Elsewhere, a former pro cyclist is talking about the Tour de France to a standing-room-only gathering. In between more than 150 exhibitors are displaying and talking up whatever bicycle related stuff they're offering and bargain-hunters are searching clothing racks and boxes for shorts, jerseys, socks, helmets, you name it. (List of exhibitors)
Man, it's noisy in here.
This is my fourth bike expo, but the first time I've pedaled my bike to it. Turns out the 38-mile round-trip from my house is farther than the year's previous Cascade Bicycle Club event, the Chilly Hilly. And bucking the headwinds and spattering rain from the incoming Pineapple Express on the way home was every bit as nasty as that Bainbridge Island ride.
I arrived to hear the latter part of Frankie Andreu's talk (Andreu unsure about Landis case) and stuck around the main stage to hear Portland's Joe Kurmaskie talk about his latest cross-county cycling adventure.

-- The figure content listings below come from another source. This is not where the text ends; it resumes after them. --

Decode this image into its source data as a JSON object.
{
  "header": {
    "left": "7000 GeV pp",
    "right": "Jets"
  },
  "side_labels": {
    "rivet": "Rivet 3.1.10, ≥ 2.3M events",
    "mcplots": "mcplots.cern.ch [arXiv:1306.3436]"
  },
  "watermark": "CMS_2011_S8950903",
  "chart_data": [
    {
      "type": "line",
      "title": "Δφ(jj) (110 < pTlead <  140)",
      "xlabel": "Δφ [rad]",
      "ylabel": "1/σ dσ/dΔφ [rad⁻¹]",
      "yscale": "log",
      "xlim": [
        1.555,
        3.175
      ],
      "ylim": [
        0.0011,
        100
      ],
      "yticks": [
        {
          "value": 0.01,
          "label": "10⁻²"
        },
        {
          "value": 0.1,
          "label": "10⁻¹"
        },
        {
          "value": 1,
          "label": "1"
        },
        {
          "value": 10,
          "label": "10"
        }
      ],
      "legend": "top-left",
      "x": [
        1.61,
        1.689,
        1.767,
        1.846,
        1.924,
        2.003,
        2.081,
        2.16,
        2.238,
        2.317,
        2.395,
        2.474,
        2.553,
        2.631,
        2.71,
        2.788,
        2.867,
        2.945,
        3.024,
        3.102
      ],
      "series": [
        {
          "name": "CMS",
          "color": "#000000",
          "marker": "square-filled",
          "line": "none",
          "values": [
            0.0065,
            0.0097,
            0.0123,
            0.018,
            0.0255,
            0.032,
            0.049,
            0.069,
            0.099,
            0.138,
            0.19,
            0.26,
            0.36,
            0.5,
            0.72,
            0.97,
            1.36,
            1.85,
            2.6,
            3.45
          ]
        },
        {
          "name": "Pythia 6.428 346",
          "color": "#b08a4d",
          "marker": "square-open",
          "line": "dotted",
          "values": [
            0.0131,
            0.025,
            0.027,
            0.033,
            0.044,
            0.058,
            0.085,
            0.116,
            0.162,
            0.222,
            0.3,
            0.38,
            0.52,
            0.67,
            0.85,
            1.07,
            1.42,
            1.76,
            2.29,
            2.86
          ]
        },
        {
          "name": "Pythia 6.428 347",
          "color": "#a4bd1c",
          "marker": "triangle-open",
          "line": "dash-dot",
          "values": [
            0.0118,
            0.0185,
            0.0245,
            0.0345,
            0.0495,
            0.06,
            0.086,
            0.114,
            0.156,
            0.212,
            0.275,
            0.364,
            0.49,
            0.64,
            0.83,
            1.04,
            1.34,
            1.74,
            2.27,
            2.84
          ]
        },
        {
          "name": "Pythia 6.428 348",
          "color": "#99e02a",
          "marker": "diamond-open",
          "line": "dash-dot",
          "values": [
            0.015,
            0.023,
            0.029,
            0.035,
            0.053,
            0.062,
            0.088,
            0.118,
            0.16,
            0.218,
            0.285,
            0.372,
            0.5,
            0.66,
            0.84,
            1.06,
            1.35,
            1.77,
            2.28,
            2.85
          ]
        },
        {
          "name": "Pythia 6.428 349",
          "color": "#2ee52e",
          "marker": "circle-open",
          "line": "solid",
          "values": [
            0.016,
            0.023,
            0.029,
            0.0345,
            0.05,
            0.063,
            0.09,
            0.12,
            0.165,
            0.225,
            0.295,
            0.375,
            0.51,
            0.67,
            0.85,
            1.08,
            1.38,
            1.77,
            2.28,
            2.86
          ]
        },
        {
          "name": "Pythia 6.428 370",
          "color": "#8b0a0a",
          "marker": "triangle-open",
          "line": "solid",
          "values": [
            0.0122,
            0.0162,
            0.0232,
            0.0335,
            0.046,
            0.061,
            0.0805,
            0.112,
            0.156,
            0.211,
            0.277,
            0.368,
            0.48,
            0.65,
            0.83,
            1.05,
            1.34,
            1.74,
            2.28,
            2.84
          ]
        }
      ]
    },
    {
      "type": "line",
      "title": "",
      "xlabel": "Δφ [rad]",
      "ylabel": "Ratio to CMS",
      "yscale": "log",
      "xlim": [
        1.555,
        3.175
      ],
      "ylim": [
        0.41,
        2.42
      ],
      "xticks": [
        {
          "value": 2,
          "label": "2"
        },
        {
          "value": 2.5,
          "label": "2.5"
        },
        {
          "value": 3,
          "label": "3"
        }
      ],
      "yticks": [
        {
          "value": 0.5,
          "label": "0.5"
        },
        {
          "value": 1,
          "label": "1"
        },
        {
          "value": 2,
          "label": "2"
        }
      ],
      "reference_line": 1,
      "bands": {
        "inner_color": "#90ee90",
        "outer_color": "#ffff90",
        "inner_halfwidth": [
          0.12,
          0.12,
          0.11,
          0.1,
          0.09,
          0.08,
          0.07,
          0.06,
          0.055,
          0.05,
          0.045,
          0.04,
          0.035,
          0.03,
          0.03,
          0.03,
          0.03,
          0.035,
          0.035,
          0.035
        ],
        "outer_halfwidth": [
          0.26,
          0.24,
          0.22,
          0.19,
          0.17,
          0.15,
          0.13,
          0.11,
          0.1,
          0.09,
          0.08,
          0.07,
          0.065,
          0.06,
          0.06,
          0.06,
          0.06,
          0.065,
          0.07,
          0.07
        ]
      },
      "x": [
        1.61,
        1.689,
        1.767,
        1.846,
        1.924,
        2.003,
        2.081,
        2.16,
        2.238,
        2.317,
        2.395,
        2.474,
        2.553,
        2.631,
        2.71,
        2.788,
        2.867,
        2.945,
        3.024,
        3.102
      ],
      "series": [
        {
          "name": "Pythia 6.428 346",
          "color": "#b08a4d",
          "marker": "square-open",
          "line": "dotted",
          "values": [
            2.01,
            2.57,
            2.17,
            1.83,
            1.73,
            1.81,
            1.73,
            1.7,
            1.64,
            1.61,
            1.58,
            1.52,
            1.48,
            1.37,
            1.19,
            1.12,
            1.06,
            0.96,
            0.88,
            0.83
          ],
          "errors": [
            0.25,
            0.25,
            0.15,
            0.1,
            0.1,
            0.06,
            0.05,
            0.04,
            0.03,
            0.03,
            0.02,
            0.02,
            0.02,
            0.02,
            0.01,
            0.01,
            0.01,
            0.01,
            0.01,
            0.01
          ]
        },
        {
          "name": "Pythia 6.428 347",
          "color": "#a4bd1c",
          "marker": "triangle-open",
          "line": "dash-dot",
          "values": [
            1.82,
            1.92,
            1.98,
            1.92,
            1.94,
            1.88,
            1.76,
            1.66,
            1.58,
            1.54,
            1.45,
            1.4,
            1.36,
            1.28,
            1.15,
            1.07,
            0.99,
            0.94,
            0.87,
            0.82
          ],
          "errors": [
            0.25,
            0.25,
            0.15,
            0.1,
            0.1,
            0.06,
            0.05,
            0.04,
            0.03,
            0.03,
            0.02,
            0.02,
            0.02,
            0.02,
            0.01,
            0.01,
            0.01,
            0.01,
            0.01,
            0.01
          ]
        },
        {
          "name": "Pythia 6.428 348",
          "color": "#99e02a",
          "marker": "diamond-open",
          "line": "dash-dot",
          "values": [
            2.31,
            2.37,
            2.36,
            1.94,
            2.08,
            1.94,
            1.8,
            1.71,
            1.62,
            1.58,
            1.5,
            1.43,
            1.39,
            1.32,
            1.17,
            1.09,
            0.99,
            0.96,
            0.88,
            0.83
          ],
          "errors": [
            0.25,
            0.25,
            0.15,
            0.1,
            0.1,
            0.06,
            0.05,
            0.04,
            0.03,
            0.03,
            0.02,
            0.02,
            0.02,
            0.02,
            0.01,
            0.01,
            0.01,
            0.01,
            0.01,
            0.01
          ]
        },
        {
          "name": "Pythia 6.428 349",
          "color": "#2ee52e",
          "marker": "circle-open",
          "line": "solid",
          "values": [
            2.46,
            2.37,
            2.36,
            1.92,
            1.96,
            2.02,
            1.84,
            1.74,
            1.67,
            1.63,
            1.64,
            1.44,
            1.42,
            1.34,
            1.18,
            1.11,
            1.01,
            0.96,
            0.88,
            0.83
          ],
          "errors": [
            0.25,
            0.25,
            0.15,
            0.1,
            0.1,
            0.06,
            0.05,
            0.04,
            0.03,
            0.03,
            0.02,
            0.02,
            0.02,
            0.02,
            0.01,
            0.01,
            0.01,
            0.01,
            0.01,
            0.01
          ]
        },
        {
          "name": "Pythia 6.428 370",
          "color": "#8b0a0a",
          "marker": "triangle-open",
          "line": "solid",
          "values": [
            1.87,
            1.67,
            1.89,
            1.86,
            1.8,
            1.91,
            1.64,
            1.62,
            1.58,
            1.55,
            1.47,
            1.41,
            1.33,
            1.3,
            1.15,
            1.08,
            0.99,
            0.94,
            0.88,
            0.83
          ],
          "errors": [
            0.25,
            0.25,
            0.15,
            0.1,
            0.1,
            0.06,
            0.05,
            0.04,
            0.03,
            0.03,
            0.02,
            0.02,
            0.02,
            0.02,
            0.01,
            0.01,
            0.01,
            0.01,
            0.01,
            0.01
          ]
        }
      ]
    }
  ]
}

Kurmaskie got us laughing with his descriptions of taking his two sons — ages 7 and 4 — on the bike trip. The 14-foot, 250-pound rig he piloted consisted of his bike, a trailer bike for his older son and a trailer for the youngest.
Known by the nickname Metal Cowboy, Kurmaskie wrote a book about the adventure — “Momentum is Your Friend.” He said the book is not a whitewashed version of the trip, “There were some horrific moments.”
Always on the lookout for touring bikes at the expo, I wrote about Burley's new touring bike last year, and within six months they had sold the company, deep-sixed the bicycle division and focused on just making trailers again.
I'm not worried about jinxing Co-Motion and their very spiffy Americano (left) touring bike; it's been around for several years. I can appreciate the all-steel frame that allows room for a frame over wide tires. Also bar-end shifters, cantilever brakes.
I don't think I can do much damage by mentioning my visit to a Novara Randonee (right) set up at the REI display, either. This bike gets plenty of kudos from reviews, such as in Bicycling magazine (pdf ). The steel bike is rugged, but heavy — 29 pounds.
Another cool bike that was set up for randoneurring but looked like it could handle touring was a Davidson Handbuilt Bicycle (left). The company has been building bicycles in Seattle for more than 30 years.
Let's hope they're around for at least 30 more.
Quite a few sponsors sent reps to inform visitors about Northwest bike rides coming up this summer. I try to keep an up-to-date list at my Washington Bike Ride calendar, but I always come away with more.
Some that I learned about this weekend that I'll be adding to the list: Burlington Mid-day Rotary's Ride for Youth in July; Ellensburg's Manastash Metric in October; and Yakima County's “Your Canyon for a Day” ride in May.